TUGUJOGJA — Gempa bumi bermagnitudo 6,5 mengguncang wilayah Daerah Istimewa Yogyakarta (DIY) dan sekitarnya pada Jumat (6/2/2026) dini hari.
Guncangan terjadi pada pukul 01.06 WIB dan dirasakan kuat oleh warga di sejumlah wilayah, mulai dari Gunungkidul hingga Sleman.
Sejumlah warga mengaku terbangun dari tidur akibat getaran yang berlangsung cukup kuat.
Warga di berbagai daerah memilih keluar rumah untuk menyelamatkan diri dan menghindari potensi bahaya akibat runtuhan bangunan.
Puji, warga Padukuhan Putat, Kapanewon Patuk, Kabupaten Gunungkidul, mengatakan gempa terasa cukup lama.
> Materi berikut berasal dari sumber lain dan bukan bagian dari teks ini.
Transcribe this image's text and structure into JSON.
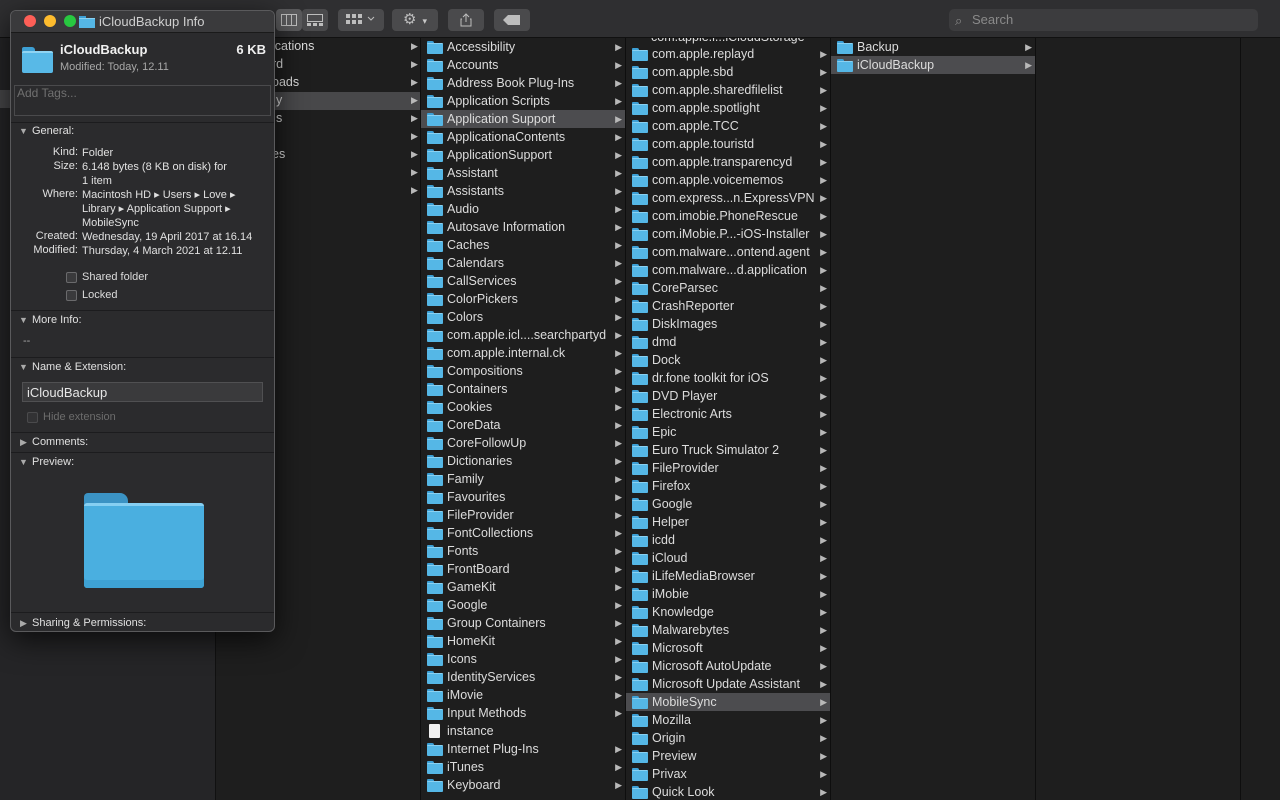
{
  "toolbar": {
    "search_placeholder": "Search",
    "search_icon": "magnifier-icon",
    "view_icons": [
      "column-view-icon",
      "gallery-view-icon",
      "group-icon",
      "gear-icon",
      "share-icon",
      "tag-icon"
    ]
  },
  "sidebar": {
    "partial_labels": [
      "ications",
      "rd",
      "oads",
      "y",
      "s",
      "es"
    ]
  },
  "columns": {
    "library": {
      "items": [
        {
          "label": "Accessibility",
          "arrow": true
        },
        {
          "label": "Accounts",
          "arrow": true
        },
        {
          "label": "Address Book Plug-Ins",
          "arrow": true
        },
        {
          "label": "Application Scripts",
          "arrow": true
        },
        {
          "label": "Application Support",
          "arrow": true,
          "selected": true
        },
        {
          "label": "ApplicationaContents",
          "arrow": true
        },
        {
          "label": "ApplicationSupport",
          "arrow": true
        },
        {
          "label": "Assistant",
          "arrow": true
        },
        {
          "label": "Assistants",
          "arrow": true
        },
        {
          "label": "Audio",
          "arrow": true
        },
        {
          "label": "Autosave Information",
          "arrow": true
        },
        {
          "label": "Caches",
          "arrow": true
        },
        {
          "label": "Calendars",
          "arrow": true
        },
        {
          "label": "CallServices",
          "arrow": true
        },
        {
          "label": "ColorPickers",
          "arrow": true
        },
        {
          "label": "Colors",
          "arrow": true
        },
        {
          "label": "com.apple.icl....searchpartyd",
          "arrow": true
        },
        {
          "label": "com.apple.internal.ck",
          "arrow": true
        },
        {
          "label": "Compositions",
          "arrow": true
        },
        {
          "label": "Containers",
          "arrow": true
        },
        {
          "label": "Cookies",
          "arrow": true
        },
        {
          "label": "CoreData",
          "arrow": true
        },
        {
          "label": "CoreFollowUp",
          "arrow": true
        },
        {
          "label": "Dictionaries",
          "arrow": true
        },
        {
          "label": "Family",
          "arrow": true
        },
        {
          "label": "Favourites",
          "arrow": true
        },
        {
          "label": "FileProvider",
          "arrow": true
        },
        {
          "label": "FontCollections",
          "arrow": true
        },
        {
          "label": "Fonts",
          "arrow": true
        },
        {
          "label": "FrontBoard",
          "arrow": true
        },
        {
          "label": "GameKit",
          "arrow": true
        },
        {
          "label": "Google",
          "arrow": true
        },
        {
          "label": "Group Containers",
          "arrow": true
        },
        {
          "label": "HomeKit",
          "arrow": true
        },
        {
          "label": "Icons",
          "arrow": true
        },
        {
          "label": "IdentityServices",
          "arrow": true
        },
        {
          "label": "iMovie",
          "arrow": true
        },
        {
          "label": "Input Methods",
          "arrow": true
        },
        {
          "label": "instance",
          "arrow": false,
          "file": true
        },
        {
          "label": "Internet Plug-Ins",
          "arrow": true
        },
        {
          "label": "iTunes",
          "arrow": true
        },
        {
          "label": "Keyboard",
          "arrow": true
        }
      ]
    },
    "appsupport": {
      "items": [
        {
          "label": "com.apple.replayd",
          "arrow": true
        },
        {
          "label": "com.apple.sbd",
          "arrow": true
        },
        {
          "label": "com.apple.sharedfilelist",
          "arrow": true
        },
        {
          "label": "com.apple.spotlight",
          "arrow": true
        },
        {
          "label": "com.apple.TCC",
          "arrow": true
        },
        {
          "label": "com.apple.touristd",
          "arrow": true
        },
        {
          "label": "com.apple.transparencyd",
          "arrow": true
        },
        {
          "label": "com.apple.voicememos",
          "arrow": true
        },
        {
          "label": "com.express...n.ExpressVPN",
          "arrow": true
        },
        {
          "label": "com.imobie.PhoneRescue",
          "arrow": true
        },
        {
          "label": "com.iMobie.P...-iOS-Installer",
          "arrow": true
        },
        {
          "label": "com.malware...ontend.agent",
          "arrow": true
        },
        {
          "label": "com.malware...d.application",
          "arrow": true
        },
        {
          "label": "CoreParsec",
          "arrow": true
        },
        {
          "label": "CrashReporter",
          "arrow": true
        },
        {
          "label": "DiskImages",
          "arrow": true
        },
        {
          "label": "dmd",
          "arrow": true
        },
        {
          "label": "Dock",
          "arrow": true
        },
        {
          "label": "dr.fone toolkit for iOS",
          "arrow": true
        },
        {
          "label": "DVD Player",
          "arrow": true
        },
        {
          "label": "Electronic Arts",
          "arrow": true
        },
        {
          "label": "Epic",
          "arrow": true
        },
        {
          "label": "Euro Truck Simulator 2",
          "arrow": true
        },
        {
          "label": "FileProvider",
          "arrow": true
        },
        {
          "label": "Firefox",
          "arrow": true
        },
        {
          "label": "Google",
          "arrow": true
        },
        {
          "label": "Helper",
          "arrow": true
        },
        {
          "label": "icdd",
          "arrow": true
        },
        {
          "label": "iCloud",
          "arrow": true
        },
        {
          "label": "iLifeMediaBrowser",
          "arrow": true
        },
        {
          "label": "iMobie",
          "arrow": true
        },
        {
          "label": "Knowledge",
          "arrow": true
        },
        {
          "label": "Malwarebytes",
          "arrow": true
        },
        {
          "label": "Microsoft",
          "arrow": true
        },
        {
          "label": "Microsoft AutoUpdate",
          "arrow": true
        },
        {
          "label": "Microsoft Update Assistant",
          "arrow": true
        },
        {
          "label": "MobileSync",
          "arrow": true,
          "selected": true
        },
        {
          "label": "Mozilla",
          "arrow": true
        },
        {
          "label": "Origin",
          "arrow": true
        },
        {
          "label": "Preview",
          "arrow": true
        },
        {
          "label": "Privax",
          "arrow": true
        },
        {
          "label": "Quick Look",
          "arrow": true
        }
      ]
    },
    "mobilesync": {
      "items": [
        {
          "label": "Backup",
          "arrow": true
        },
        {
          "label": "iCloudBackup",
          "arrow": true,
          "selected": true
        }
      ]
    }
  },
  "info": {
    "window_title": "iCloudBackup Info",
    "name": "iCloudBackup",
    "size_short": "6 KB",
    "modified_short": "Modified: Today, 12.11",
    "tags_placeholder": "Add Tags...",
    "general": {
      "header": "General:",
      "kind_k": "Kind:",
      "kind_v": "Folder",
      "size_k": "Size:",
      "size_v1": "6.148 bytes (8 KB on disk) for",
      "size_v2": "1 item",
      "where_k": "Where:",
      "where_v1": "Macintosh HD ▸ Users ▸ Love ▸",
      "where_v2": "Library ▸ Application Support ▸",
      "where_v3": "MobileSync",
      "created_k": "Created:",
      "created_v": "Wednesday, 19 April 2017 at 16.14",
      "modified_k": "Modified:",
      "modified_v": "Thursday, 4 March 2021 at 12.11",
      "shared": "Shared folder",
      "locked": "Locked"
    },
    "more_info": {
      "header": "More Info:",
      "value": "--"
    },
    "name_ext": {
      "header": "Name & Extension:",
      "value": "iCloudBackup",
      "hide_ext": "Hide extension"
    },
    "comments": {
      "header": "Comments:"
    },
    "preview": {
      "header": "Preview:"
    },
    "sharing": {
      "header": "Sharing & Permissions:"
    }
  }
}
Ia menyebut sempat merasakan dua kali guncangan dalam waktu berdekatan.
“Baru saja tidur, tiba-tiba terbangun. Gempanya kencang sekali. Awalnya terasa cukup lama goyangannya, lalu berhenti sebentar, kemudian dihentakkan gempa kedua,” ujar Puji.
Puji mengaku langsung keluar rumah sambil menggendong anaknya setelah merasakan guncangan tersebut.
Warga lain di sekitar lokasi juga melakukan hal serupa.
Guncangan Dirasakan di Gunungkidul dan Sleman
Pengalaman serupa disampaikan Arie, warga Bendol, Kapanewon Semanu, Gunungkidul.
Ia mengatakan guncangan awal terasa pelan sebelum kemudian menguat secara tiba-tiba.
“Tadi awalnya alon-alon, pelan-pelan, terus mendadak makin kuat,” katanya.
Di wilayah Kabupaten Sleman, sejumlah warga juga merasakan dampak gempa. Anton, warga Maguwoharjo, menyebut guncangan terasa cukup kuat dan membuat warga keluar rumah.
Sementara itu, Anik, warga Gejayan, mengaku tidak sempat membawa barang apa pun dan langsung menyelamatkan diri ke luar rumah.
Meski sempat terjadi kepanikan, sebagian warga menyatakan kondisi rumah mereka tidak mengalami kerusakan berarti setelah gempa berhenti.
Kondisi Bangunan dan Material Rumah
Beberapa warga menilai kondisi atap rumah dengan genteng tanah liat relatif stabil saat terjadi gempa.
Puji mengatakan genteng rumahnya tidak mengalami pergeseran atau runtuhan setelah guncangan berhenti.
“Gentengnya tidak bergeser, tidak runtuh,” ujarnya.
Warga menilai bobot dan susunan genteng tanah liat membuat atap lebih stabil saat terjadi getaran.
Kondisi tersebut dinilai mengurangi risiko material atap jatuh dan membahayakan penghuni rumah.
Data Resmi BMKG
Berdasarkan informasi dari BMKG, gempa bermagnitudo 6,5 terjadi pada Jumat, 6 Februari 2026, pukul 01.06.11 WIB.
Pusat gempa berada di koordinat 8,98 Lintang Selatan dan 111,17 Bujur Timur, atau sekitar 89 kilometer tenggara Pacitan, Jawa Timur, dengan kedalaman 10 kilometer.
BMKG menyampaikan bahwa informasi tersebut disampaikan untuk kecepatan penyampaian kepada masyarakat.
Data gempa masih dapat mengalami pembaruan seiring proses pemutakhiran lebih lanjut.
Hingga berita ini diturunkan, belum ada laporan resmi terkait korban jiwa maupun kerusakan berat akibat gempa tersebut di wilayah DIY.
Warga diimbau tetap waspada terhadap potensi gempa susulan dan mengikuti informasi resmi dari BMKG.